Looking back: 100 people have been X-rayed

50 Years Ago
From the July 19, 1956, Steamboat Pilot:

Missing Doctor Found

An all-out search for a prominent Denver surgeon ended abruptly Monday afternoon when the missing man, Dr. Mack L. Clayton, 34, walked into the Ralph Warrick ranch eight miles north of Steamboat on Big Creek.

Clayton, missing since 6:30 p.m. Saturday from his campsite west of Luna Lake, 15 miles northeast of Steamboat, had been alternately walking, fishing and sleeping in the uninhabited area near 10,000-feet elevation. Three search parties and a Game and Fish Department plane had been combing the area for him.

The young orthopedic surgeon realized he was lost shortly after leaving his companions Saturday night and built a fire and slept about a mile from his campsite. He is not a smoker but had a packet of matches with him and used the last one on Monday morning.

He stayed near the makeshift camp until 2 p.m. Sunday in hopes someone would see him. Three fish hooked Saturday night served as breakfast the following day and he caught 12 more trout Sunday that lasted him through his ordeal.

Sunday afternoon he wandered upon a blazed trail and followed it downhill until he came upon a tent, sleeping bag, two pounds of coffee and four gallons of jam that had been left at a site on Big Creek where the camping party had switched from Jeeps to horses for the remainder of the trip.

Dr. Clayton remained there Sunday night and began walking down Big Creek on Monday morning. He was none the worse for the outing and said his khaki jacket and rubber boots kept him sufficiently warm Saturday night.

He was in a fishing party with several other Denverites, Chuck Bunn as outfitter and Clarence Muhme of Steamboat. The party, including Mr. and Mrs. John Tweedy and William Dabney of Denver, left Steamboat on Friday morning for the outing.

Camp was set up near Mirror Lake at the headwaters of the Middle Fork of Mad Creek. Dr. Clayton left the campsite at 6:30 p.m. Saturday by himself to fish in another stream a half-mile distant and to cross a ridge to Lake Edward.

Mr. Muhme reported him missing Sunday, and search parties were organized. More than 20 men joined the hunt.

Conservation Officer C. A. Hurd and a group left at 3 a.m. Monday on horseback, equipped with two-way radio packs obtained from the sheriff’s office. Norman Hughes, Grand Junction employee of the Game and Fish Department, began an aerial search with a Super Cub Monday morning.

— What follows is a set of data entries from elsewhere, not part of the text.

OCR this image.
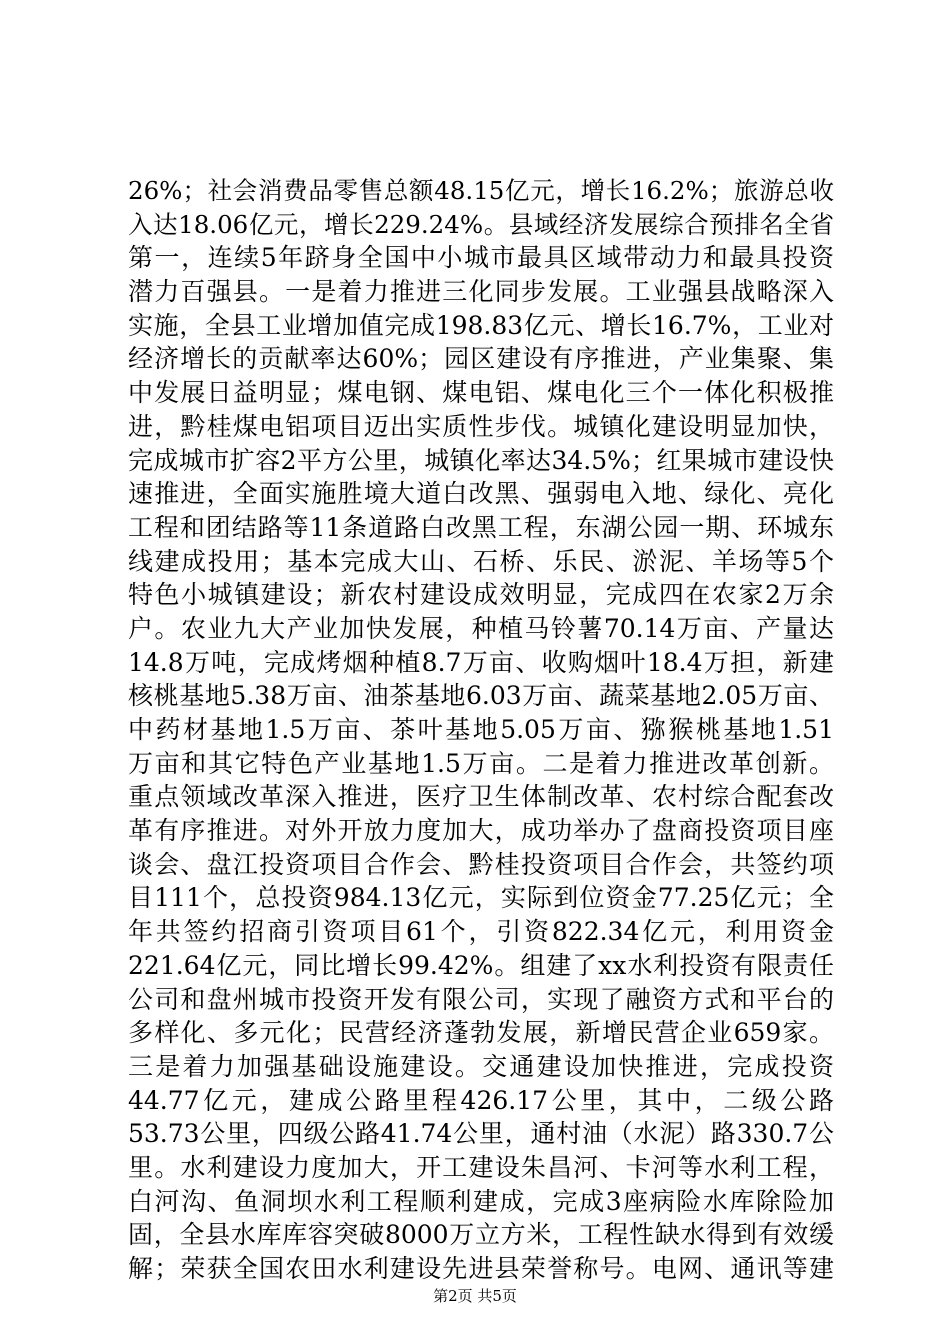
26%；社会消费品零售总额48.15亿元，增长16.2%；旅游总收
入达18.06亿元，增长229.24%。县域经济发展综合预排名全省
第一，连续5年跻身全国中小城市最具区域带动力和最具投资
潜力百强县。一是着力推进三化同步发展。工业强县战略深入
实施，全县工业增加值完成198.83亿元、增长16.7%，工业对
经济增长的贡献率达60%；园区建设有序推进，产业集聚、集
中发展日益明显；煤电钢、煤电铝、煤电化三个一体化积极推
进，黔桂煤电铝项目迈出实质性步伐。城镇化建设明显加快，
完成城市扩容2平方公里，城镇化率达34.5%；红果城市建设快
速推进，全面实施胜境大道白改黑、强弱电入地、绿化、亮化
工程和团结路等11条道路白改黑工程，东湖公园一期、环城东
线建成投用；基本完成大山、石桥、乐民、淤泥、羊场等5个
特色小城镇建设；新农村建设成效明显，完成四在农家2万余
户。农业九大产业加快发展，种植马铃薯70.14万亩、产量达
14.8万吨，完成烤烟种植8.7万亩、收购烟叶18.4万担，新建
核桃基地5.38万亩、油茶基地6.03万亩、蔬菜基地2.05万亩、
中药材基地1.5万亩、茶叶基地5.05万亩、猕猴桃基地1.51
万亩和其它特色产业基地1.5万亩。二是着力推进改革创新。
重点领域改革深入推进，医疗卫生体制改革、农村综合配套改
革有序推进。对外开放力度加大，成功举办了盘商投资项目座
谈会、盘江投资项目合作会、黔桂投资项目合作会，共签约项
目111个，总投资984.13亿元，实际到位资金77.25亿元；全
年共签约招商引资项目61个，引资822.34亿元，利用资金
221.64亿元，同比增长99.42%。组建了xx水利投资有限责任
公司和盘州城市投资开发有限公司，实现了融资方式和平台的
多样化、多元化；民营经济蓬勃发展，新增民营企业659家。
三是着力加强基础设施建设。交通建设加快推进，完成投资
44.77亿元，建成公路里程426.17公里，其中，二级公路
53.73公里，四级公路41.74公里，通村油（水泥）路330.7公
里。水利建设力度加大，开工建设朱昌河、卡河等水利工程，
白河沟、鱼洞坝水利工程顺利建成，完成3座病险水库除险加
固，全县水库库容突破8000万立方米，工程性缺水得到有效缓
解；荣获全国农田水利建设先进县荣誉称号。电网、通讯等建
第2页 共5页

Other parties were organized by Ranger Ray Bennett and Sheriff A.B. Ritter. Forest Service men began the search on horseback from Swamp Park north of Steamboat and the sheriff’s volunteers traveled by horseback from the Lowell Whiteman Ranch through Elk Park.

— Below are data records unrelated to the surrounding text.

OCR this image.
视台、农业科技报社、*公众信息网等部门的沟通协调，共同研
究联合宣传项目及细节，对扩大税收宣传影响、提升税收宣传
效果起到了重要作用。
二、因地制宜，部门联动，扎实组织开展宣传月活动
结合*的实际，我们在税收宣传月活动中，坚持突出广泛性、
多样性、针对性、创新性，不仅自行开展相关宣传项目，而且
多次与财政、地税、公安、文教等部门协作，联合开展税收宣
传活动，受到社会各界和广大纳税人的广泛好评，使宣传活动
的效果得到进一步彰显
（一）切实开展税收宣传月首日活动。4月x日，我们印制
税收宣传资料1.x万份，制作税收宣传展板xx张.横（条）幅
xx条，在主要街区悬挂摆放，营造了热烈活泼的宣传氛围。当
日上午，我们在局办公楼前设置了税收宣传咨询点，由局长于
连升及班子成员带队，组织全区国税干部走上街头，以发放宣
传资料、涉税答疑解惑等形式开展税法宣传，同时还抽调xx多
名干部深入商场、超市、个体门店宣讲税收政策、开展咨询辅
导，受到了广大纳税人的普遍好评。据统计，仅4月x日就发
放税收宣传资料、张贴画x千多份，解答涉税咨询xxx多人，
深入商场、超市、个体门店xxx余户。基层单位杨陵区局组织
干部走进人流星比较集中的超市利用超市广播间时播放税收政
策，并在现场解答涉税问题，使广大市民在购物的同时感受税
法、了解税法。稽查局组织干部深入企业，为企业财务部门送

Dr. Clayton is an experienced hunter and fisherman and had been on many pack trips but this was his first outing in the wilderness area above Steamboat.

New X-ray program

Many organizations have made use of the special chest X-ray clinic at the Routt County Memorial Hospital this week. Nearly 100 persons to date have been X-rayed in the first program of its kind in the country.

The clinic began Monday and will continue through Friday. John Freed of Denver, skilled radiologist, will read and diagnose each film and his report filed at the hospital and with local family physicians.

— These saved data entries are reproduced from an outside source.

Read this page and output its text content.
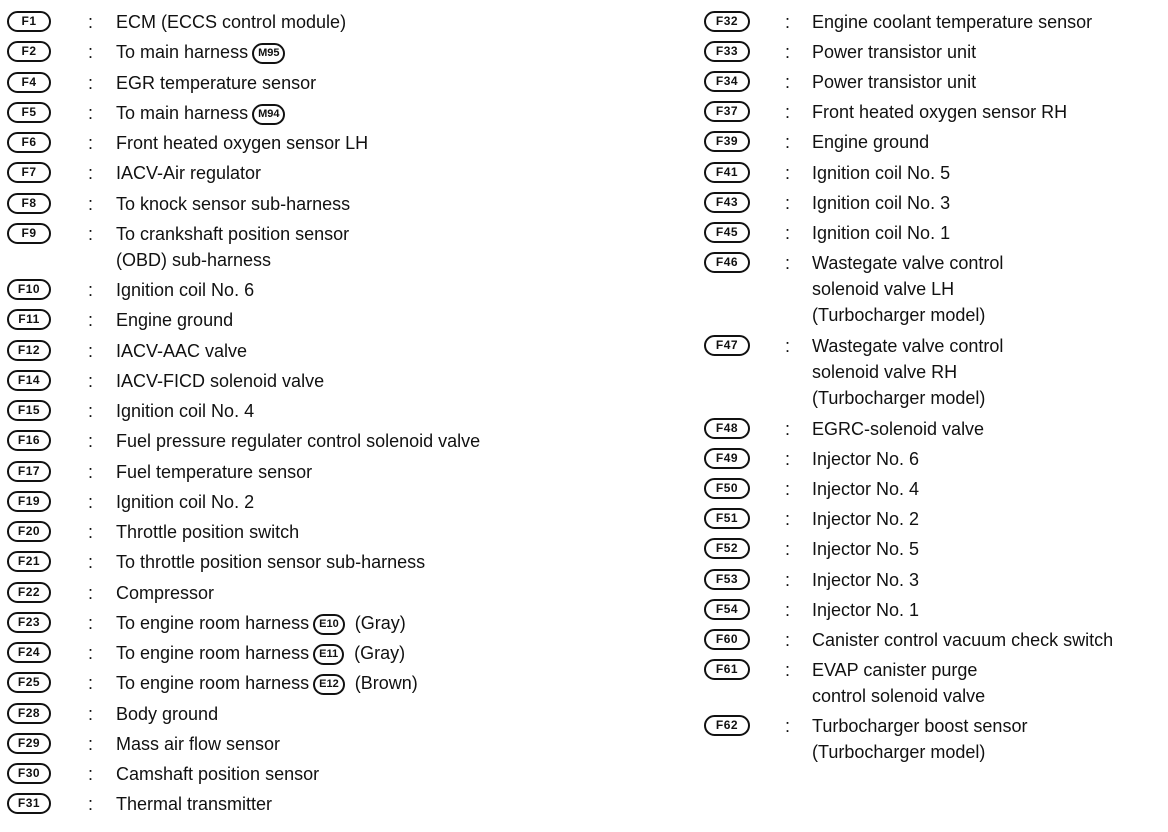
F1	: ECM (ECCS control module)
F2	: To main harness M95
F4	: EGR temperature sensor
F5	: To main harness M94
F6	: Front heated oxygen sensor LH
F7	: IACV-Air regulator
F8	: To knock sensor sub-harness
F9	: To crankshaft position sensor
(OBD) sub-harness
F10	: Ignition coil No. 6
F11	: Engine ground
F12	: IACV-AAC valve
F14	: IACV-FICD solenoid valve
F15	: Ignition coil No. 4
F16	: Fuel pressure regulater control solenoid valve
F17	: Fuel temperature sensor
F19	: Ignition coil No. 2
F20	: Throttle position switch
F21	: To throttle position sensor sub-harness
F22	: Compressor
F23	: To engine room harness E10 (Gray)
F24	: To engine room harness E11 (Gray)
F25	: To engine room harness E12 (Brown)
F28	: Body ground
F29	: Mass air flow sensor
F30	: Camshaft position sensor
F31	: Thermal transmitter
F32	: Engine coolant temperature sensor
F33	: Power transistor unit
F34	: Power transistor unit
F37	: Front heated oxygen sensor RH
F39	: Engine ground
F41	: Ignition coil No. 5
F43	: Ignition coil No. 3
F45	: Ignition coil No. 1
F46	: Wastegate valve control
solenoid valve LH
(Turbocharger model)
F47	: Wastegate valve control
solenoid valve RH
(Turbocharger model)
F48	: EGRC-solenoid valve
F49	: Injector No. 6
F50	: Injector No. 4
F51	: Injector No. 2
F52	: Injector No. 5
F53	: Injector No. 3
F54	: Injector No. 1
F60	: Canister control vacuum check switch
F61	: EVAP canister purge
control solenoid valve
F62	: Turbocharger boost sensor
(Turbocharger model)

Hospital Auxiliary workers are serving as volunteers to register each group and individual.

The clinic offers a complete service that will show up lungs, TB condition, ribs, heart and cancer, if in the calcified stage, hospital officials said this week. The X-rays are full size and not miniature films such as those being used in free clinics given at Denver and elsewhere. Those clinics detect only a fraction of the disorder, it was stated.

The local service is being offered for $5 to cover the cost of machine use and this service normally would be given for $12 to $15.

Auxiliary members have mailed invitations to all local organizations and many individuals and families have participated. Mrs. Homer Bash has been in charge of the project.

Articles from our archives compiled by Brent Boyer.